For a continuous random variable $X$, I want to show that $E|X-m|$ is minimum implies $m$ is the median of the distribution. Assume that the distribution function is $F$ and the density function is $f$.
In this case, we basically need to minimize
$$\int_x |x-m|f(x)\,dx=\int_{x>m}(x-m)f(x)\,dx+\int_{x<m}(m-x)f(x)\,dx.$$
I am finally being left with $2mF(m)-m+E(X)-2\int_{x<m}xf(x)\,dx$. What does it mean to minimise this expression? Is there some way out?

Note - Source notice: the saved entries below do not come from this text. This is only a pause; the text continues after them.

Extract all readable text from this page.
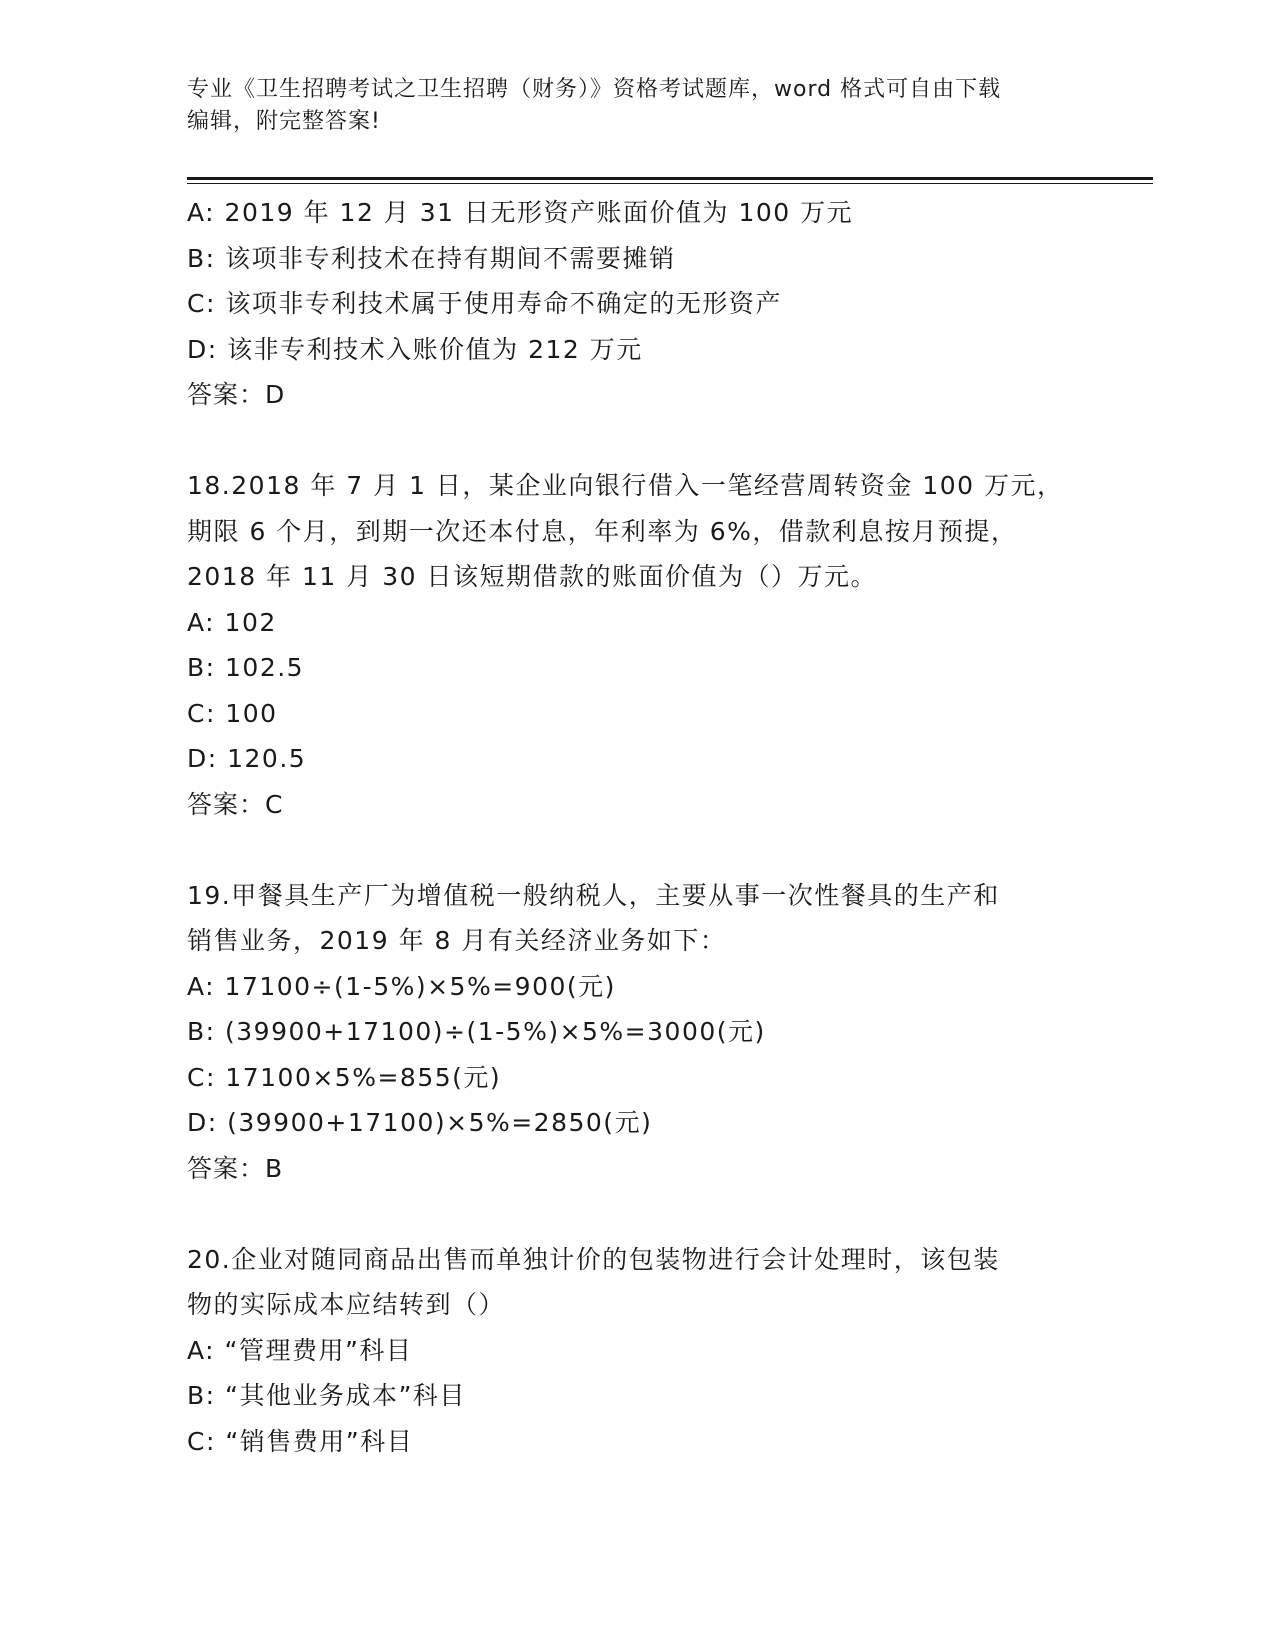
专业《卫生招聘考试之卫生招聘（财务）》资格考试题库，word 格式可自由下载
编辑，附完整答案!
A: 2019 年 12 月 31 日无形资产账面价值为 100 万元
B: 该项非专利技术在持有期间不需要摊销
C: 该项非专利技术属于使用寿命不确定的无形资产
D: 该非专利技术入账价值为 212 万元
答案：D
18.2018 年 7 月 1 日，某企业向银行借入一笔经营周转资金 100 万元，
期限 6 个月，到期一次还本付息，年利率为 6%，借款利息按月预提，
2018 年 11 月 30 日该短期借款的账面价值为（）万元。
A: 102
B: 102.5
C: 100
D: 120.5
答案：C
19.甲餐具生产厂为增值税一般纳税人，主要从事一次性餐具的生产和
销售业务，2019 年 8 月有关经济业务如下：
A: 17100÷(1-5%)×5%=900(元)
B: (39900+17100)÷(1-5%)×5%=3000(元)
C: 17100×5%=855(元)
D: (39900+17100)×5%=2850(元)
答案：B
20.企业对随同商品出售而单独计价的包装物进行会计处理时，该包装
物的实际成本应结转到（）
A: “管理费用”科目
B: “其他业务成本”科目
C: “销售费用”科目
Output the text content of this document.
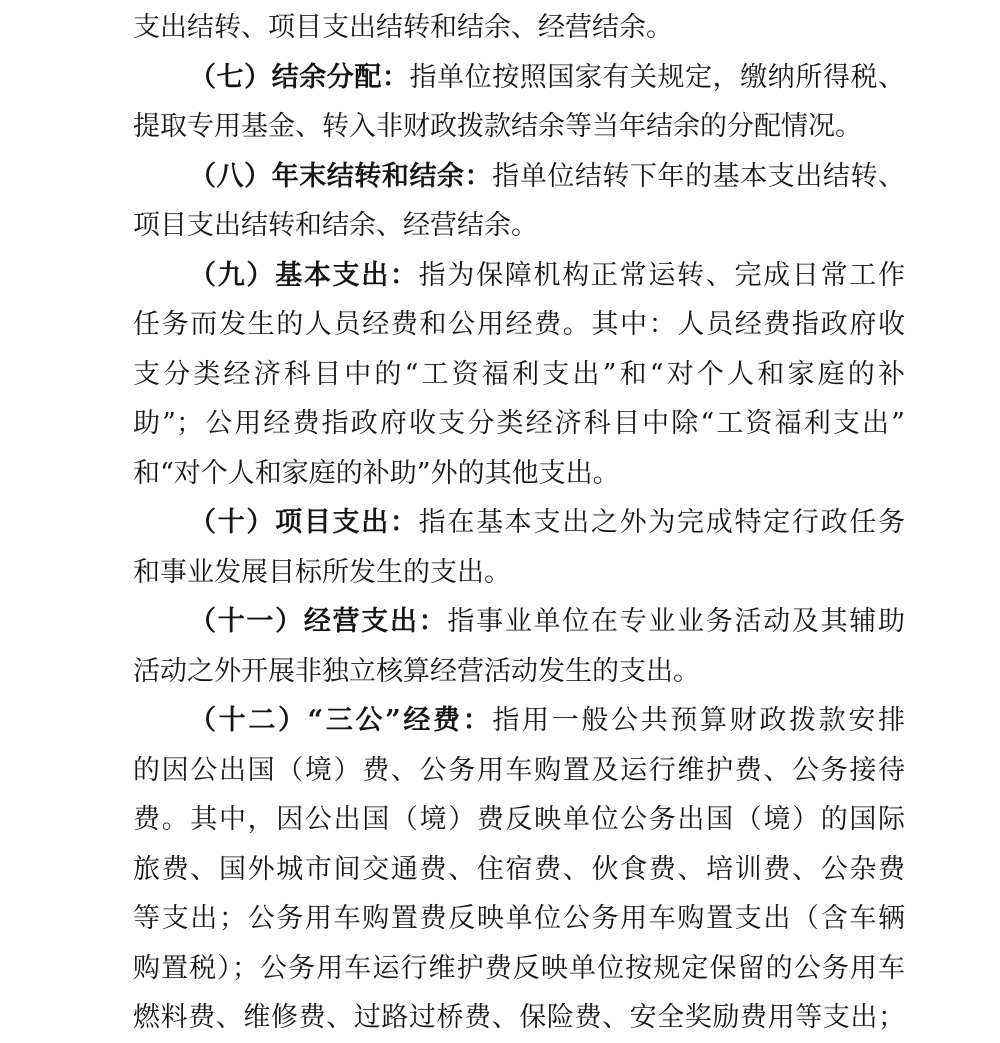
支出结转、项目支出结转和结余、经营结余。
（七）结余分配：指单位按照国家有关规定，缴纳所得税、
提取专用基金、转入非财政拨款结余等当年结余的分配情况。
（八）年末结转和结余：指单位结转下年的基本支出结转、
项目支出结转和结余、经营结余。
（九）基本支出：指为保障机构正常运转、完成日常工作
任务而发生的人员经费和公用经费。其中：人员经费指政府收
支分类经济科目中的“工资福利支出”和“对个人和家庭的补
助”；公用经费指政府收支分类经济科目中除“工资福利支出”
和“对个人和家庭的补助”外的其他支出。
（十）项目支出：指在基本支出之外为完成特定行政任务
和事业发展目标所发生的支出。
（十一）经营支出：指事业单位在专业业务活动及其辅助
活动之外开展非独立核算经营活动发生的支出。
（十二）“三公”经费：指用一般公共预算财政拨款安排
的因公出国（境）费、公务用车购置及运行维护费、公务接待
费。其中，因公出国（境）费反映单位公务出国（境）的国际
旅费、国外城市间交通费、住宿费、伙食费、培训费、公杂费
等支出；公务用车购置费反映单位公务用车购置支出（含车辆
购置税）；公务用车运行维护费反映单位按规定保留的公务用车
燃料费、维修费、过路过桥费、保险费、安全奖励费用等支出；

Well, my intuition says that since I have to prove that $F(m)=0.5$, I somehow will need to show that $E|X-m|$ is minimised if $2mF(m)-m=0$ (as then I will get $F(m)=0.5$
I'll denote your expression by $R(m)$; then
$$R'(m) = 2 F(m) + 2 m f(m) - 1 + 0 - 2 m f(m) = 2 F(m) - 1$$
where I used the FTC on the last term. So $R'(m)=0$ if and only if $F(m)=1/2$, as desired. That gives you a critical point. Now it is a minimum provided that $f(m)>0$, because
$$R''(m) = 2 f(m).$$
If it is a minimum then it is a global minimum, because $R$ is convex. If it is not a minimum then, because $R'' \geq 0$ globally, $R$ is actually locally constant near the candidate for the median. This implies that there is not a unique median. One important case where this occurs is with a uniform distribution on a discrete set with an even number of elements. In this case, supposing the elements are listed in order as $\{ x_i \}_{i=1}^{2k}$, any number in $[x_k,x_{k+1})$ will be a median.